Abou Drahamane Sangaré s’en est allé samedi. A la différence de la plupart des cadres du FPI passés de vie à trépas ces derniers temps, il a succombé des suites d’une maladie et non d’un AVC.
La classe politique ivoirienne dans toute sa diversité est en train de lui rendre hommage. Elle salue la mémoire d’un homme de conviction, d’un être fidèle et loyal à son parti et à son maître à penser Laurent Gbagbo. Dans une vidéo qui tourne à plein régime sur la toile, Sangaré demande à ses camarades militants d’enjamber son corps pour continuer la quête de l’idéal pour lequel il s’est battu s’il lui arrivait de perdre la vie. Hélas !

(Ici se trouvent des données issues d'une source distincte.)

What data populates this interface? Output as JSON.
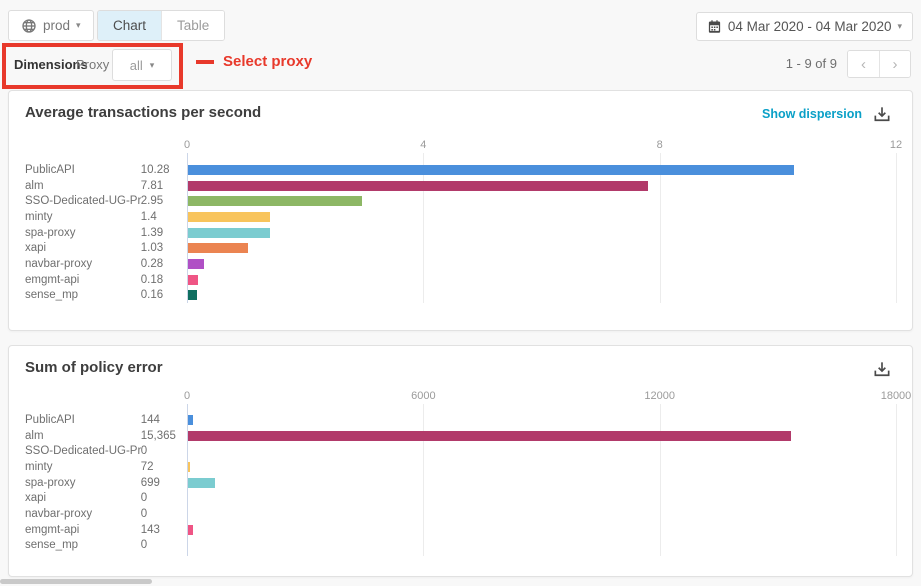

Depuis le samedi, il a rejoint le royaume céleste. Le constat qui se dégage est qu’à titre posthume, il reçoit les hommages venant de tous les horizons. De son vivant, il était perçu comme le « gardien du temple », l’opposant le plus à gauche de la Gauche. Réconciliation avec le camp Affi N’Guessan ? Il a toujours dit non. Vote pour le référendum constitutionnel ? Il a balayé le processus du revers de la main. Participation au processus de réconciliation nationale tel que prôné par le gouvernement d’Alassane Ouattara ? En huit ans, il n’en a pas voulu. Recensement de la population pour la mise à jour du fichier électoral en tenant compte des nouveaux majeurs ? Il a dit Non. Participation du FPI aux élections législatives et locales ?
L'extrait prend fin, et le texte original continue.